- Мне тоже было очень, очень плохо без тебя, Оксан, - говорю осторожно. – Очень плохо.
- И ты мне тоже «как-нибудь расскажешь»?
- Да. Только не все сразу.
- Ладно, подожду.
- А то, с Джесси... это я, чтоб тебя обидеть, да. Прости меня, пожалуйста. Прости. Ведь мне даже тогда не хотелось с ней. А до и после было херово, очень херово. Короче, Сашка Майнхольд – помнишь же его? – она кивает, со школьного возраста так ни разу его и не видела, - он познакомил меня с одной. На Новый год. Я... тогда попробовал, но... не смог. У меня с ней не получилось физически. Я думал о тебе, - и обнимаю ее.
Пока так. Да, надо как-то сказать, всплывет же все равно и только хуже будет. Но я не уверен, что ей надо знать больше. Одно дело – как справится. Нет, про то, чтоб, мол, кинул, не женился – это она в состоянии аффекта, я понимаю. Но вот расскажу я ей все и тогда следующий аффект обеспечен. Не-е-ет, думаю, сжимая ее покрепче, оно мне надо. Еще удрать надумает. От мысли о том, что могу снова потерять ее, у меня мурашки по коже. Другое – поймет ли все те многочисленные нюансы моей абсолютно провальной связи с Тиной? Связи слишком непродолжительной и поверхностной, чтобы назвать ее связью. А уж если брякну, что, мол, мы же с тобой разбежались, так что имел право, тогда вообще пиши пропало. У нее и силенок не хватит рассудить трезво. Короче, не стоит рисковать.
Она не настаивает на подробностях – и слава богу. Кивает только понимающе. Так что позже и в умеренных дозах. А пока – тема закрыта.
***
- Теперь твоя очередь, - говорю ей уже ближе к вечеру, когда она лежит на мне в забытье, мокренькая вся. Упахалась.

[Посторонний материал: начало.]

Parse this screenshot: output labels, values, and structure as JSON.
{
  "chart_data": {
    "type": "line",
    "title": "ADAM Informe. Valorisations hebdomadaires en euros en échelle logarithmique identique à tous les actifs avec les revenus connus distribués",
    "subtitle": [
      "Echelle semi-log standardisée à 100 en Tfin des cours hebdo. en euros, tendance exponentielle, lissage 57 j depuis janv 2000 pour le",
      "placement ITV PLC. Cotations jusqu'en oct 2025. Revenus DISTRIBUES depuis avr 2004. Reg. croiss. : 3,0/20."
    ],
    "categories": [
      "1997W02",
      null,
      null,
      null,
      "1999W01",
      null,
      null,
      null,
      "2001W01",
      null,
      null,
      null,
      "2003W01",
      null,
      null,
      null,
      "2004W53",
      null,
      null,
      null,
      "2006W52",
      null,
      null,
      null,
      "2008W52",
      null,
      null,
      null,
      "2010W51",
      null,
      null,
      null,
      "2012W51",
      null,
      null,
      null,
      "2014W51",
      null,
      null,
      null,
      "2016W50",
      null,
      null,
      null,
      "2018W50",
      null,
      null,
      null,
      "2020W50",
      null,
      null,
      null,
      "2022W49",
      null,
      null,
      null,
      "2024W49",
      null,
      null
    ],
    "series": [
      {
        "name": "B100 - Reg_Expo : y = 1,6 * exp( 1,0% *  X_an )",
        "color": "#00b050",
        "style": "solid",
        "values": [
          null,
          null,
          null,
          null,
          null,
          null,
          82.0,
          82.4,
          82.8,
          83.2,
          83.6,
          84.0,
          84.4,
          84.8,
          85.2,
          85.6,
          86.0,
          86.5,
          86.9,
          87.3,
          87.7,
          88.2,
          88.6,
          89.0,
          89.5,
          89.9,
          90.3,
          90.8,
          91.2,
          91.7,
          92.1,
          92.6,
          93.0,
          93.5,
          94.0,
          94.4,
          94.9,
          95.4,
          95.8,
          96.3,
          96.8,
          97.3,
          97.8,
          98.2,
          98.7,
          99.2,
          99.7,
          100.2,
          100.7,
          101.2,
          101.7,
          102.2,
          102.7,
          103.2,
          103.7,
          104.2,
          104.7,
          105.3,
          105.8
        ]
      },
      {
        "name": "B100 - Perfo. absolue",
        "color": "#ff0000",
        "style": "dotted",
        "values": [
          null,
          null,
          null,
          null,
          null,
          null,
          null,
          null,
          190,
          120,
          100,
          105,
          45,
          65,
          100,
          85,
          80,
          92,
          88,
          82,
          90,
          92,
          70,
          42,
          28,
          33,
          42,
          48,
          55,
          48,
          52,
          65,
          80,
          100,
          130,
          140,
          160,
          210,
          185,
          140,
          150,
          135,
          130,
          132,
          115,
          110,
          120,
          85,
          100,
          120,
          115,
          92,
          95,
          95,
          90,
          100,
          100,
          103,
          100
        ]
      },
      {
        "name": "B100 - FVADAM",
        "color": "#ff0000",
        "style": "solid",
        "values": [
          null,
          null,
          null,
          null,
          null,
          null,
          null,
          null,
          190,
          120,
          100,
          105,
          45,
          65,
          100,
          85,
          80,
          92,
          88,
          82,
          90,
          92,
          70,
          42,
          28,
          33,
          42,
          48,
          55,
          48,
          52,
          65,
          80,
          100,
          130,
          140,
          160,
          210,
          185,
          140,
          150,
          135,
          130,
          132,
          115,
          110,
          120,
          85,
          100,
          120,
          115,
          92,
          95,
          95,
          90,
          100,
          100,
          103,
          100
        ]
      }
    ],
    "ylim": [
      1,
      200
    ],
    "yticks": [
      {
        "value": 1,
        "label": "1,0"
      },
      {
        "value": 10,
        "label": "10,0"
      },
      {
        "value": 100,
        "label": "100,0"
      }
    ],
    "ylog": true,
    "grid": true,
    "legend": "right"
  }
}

Только что любил ее, посадив на себя, но больше сам двигал. Она скакала, конечно, моя наездница. Завелась, лицо мое гладила, облизывала меня всего, обцеловывала. Хулиганка. Но со мной долго так нельзя. На то, чтоб позволить ей сделать самой все до конца, не тиская, не набрасываясь на нее, меня не хватает. Сначала вроде расслабляюсь, кайфую, но потом завожусь так, что уже себя не контролирую. В такие моменты жадное, алчное желание обладать ей, подчинить ее себе у меня сильнее, чем когда-либо. Владеть ей хочу, а подчиниться ей не могу. Она смеется, говорит, что как-нибудь привяжет меня к кровати и проведет надо мной медленную экзекуцию: «Андрюх, тебе понравится, обещаю.» Но я выражаю опасение, что, экзекуция, возможно, и понравится, но экзекутируемый может не дожить до счастливого ее завершения.

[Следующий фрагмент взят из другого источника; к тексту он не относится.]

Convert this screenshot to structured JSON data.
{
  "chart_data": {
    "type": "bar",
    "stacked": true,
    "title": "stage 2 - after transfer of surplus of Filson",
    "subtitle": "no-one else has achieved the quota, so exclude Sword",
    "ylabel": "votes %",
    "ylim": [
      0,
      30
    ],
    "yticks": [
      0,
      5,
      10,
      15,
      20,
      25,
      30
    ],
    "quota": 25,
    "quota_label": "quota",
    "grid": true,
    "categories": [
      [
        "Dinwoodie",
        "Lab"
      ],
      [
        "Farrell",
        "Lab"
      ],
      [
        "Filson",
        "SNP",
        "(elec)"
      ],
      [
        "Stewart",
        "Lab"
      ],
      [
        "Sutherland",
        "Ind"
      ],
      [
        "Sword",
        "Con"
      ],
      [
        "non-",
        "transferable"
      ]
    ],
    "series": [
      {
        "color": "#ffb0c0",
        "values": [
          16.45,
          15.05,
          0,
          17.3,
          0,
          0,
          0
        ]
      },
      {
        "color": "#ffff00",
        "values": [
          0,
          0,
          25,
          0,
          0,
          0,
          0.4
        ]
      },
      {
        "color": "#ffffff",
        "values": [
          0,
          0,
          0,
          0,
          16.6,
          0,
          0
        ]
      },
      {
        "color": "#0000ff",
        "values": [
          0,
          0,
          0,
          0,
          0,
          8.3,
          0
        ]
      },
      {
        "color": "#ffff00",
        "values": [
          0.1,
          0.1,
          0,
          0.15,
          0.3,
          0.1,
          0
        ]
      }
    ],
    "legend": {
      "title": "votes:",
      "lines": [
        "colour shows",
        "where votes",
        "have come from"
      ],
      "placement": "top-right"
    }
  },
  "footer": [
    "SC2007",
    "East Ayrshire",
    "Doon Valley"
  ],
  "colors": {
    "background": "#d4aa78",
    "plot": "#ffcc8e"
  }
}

Да, я – собственник, ревнивец страшный. Насколько ревнив, понял только с ней. До какой дикости способен дойти. И тем круче следует оценивать диапазон моей ревнивости, принимая во внимание условную умеренность моего темперамента. А она, вообще-то, не особо свободолюбива. И ревность моя ее заводит, если она сама ею рулит, для прикола. А подначивать начинает для того только, чтоб набросился на нее, разорвал, ел, поедал, пожирал ее, как зверь, а она получала бы от этого полный кайф. Так что вообще-то мы идеально подходим друг другу.
Ведь вчера, когда, урод, сначала запрыгнул на нее, а потом вдобавок: - «Хочу то, хочу это, хочу, хочу, хочу...» - вбивал в нее свои бредовые постулаты, она не просто согласилась. Нет, я осчастливил ее этими своими требованиями, во всем своем бешенстве столь приятными ее сердцу, что она аж тряслась. Значит, люблю. Люблю, страдаю, бешусь так, что убить готов. Съесть. А она была рада стараться – на, ешь, мол. Нет, не собственничество может сбить ее с толку, направить не туда. А что тогда? Равнодушие, отвечаю себе, а сам опять обрисовываю контуры ее лица, профиль. Равнодушие или то, что она может за него принять. Так и докатились, думаю.
Теперь вот решил продолжить наши с ней разговоры. Мне не хочется знать, но мне надо знать. И в отличие от нее я справлюсь.
Она смотрит на меня пристально. Хочет встать с меня и лечь рядом, хоть я и не обнаруживаю ни малейшего желания дать ей это сделать. Может, сейчас мне будет тяжело слушать, и я хочу получать силы от нее в моих руках. Но она все же слезает с меня, усаживается передо мной и смотрит в упор, испытующе, мол, а мне надо?
- Да, чего увиливать, - киваю ей просто. – Давай покончим с этим раз и навсегда. Я тебя слушаю.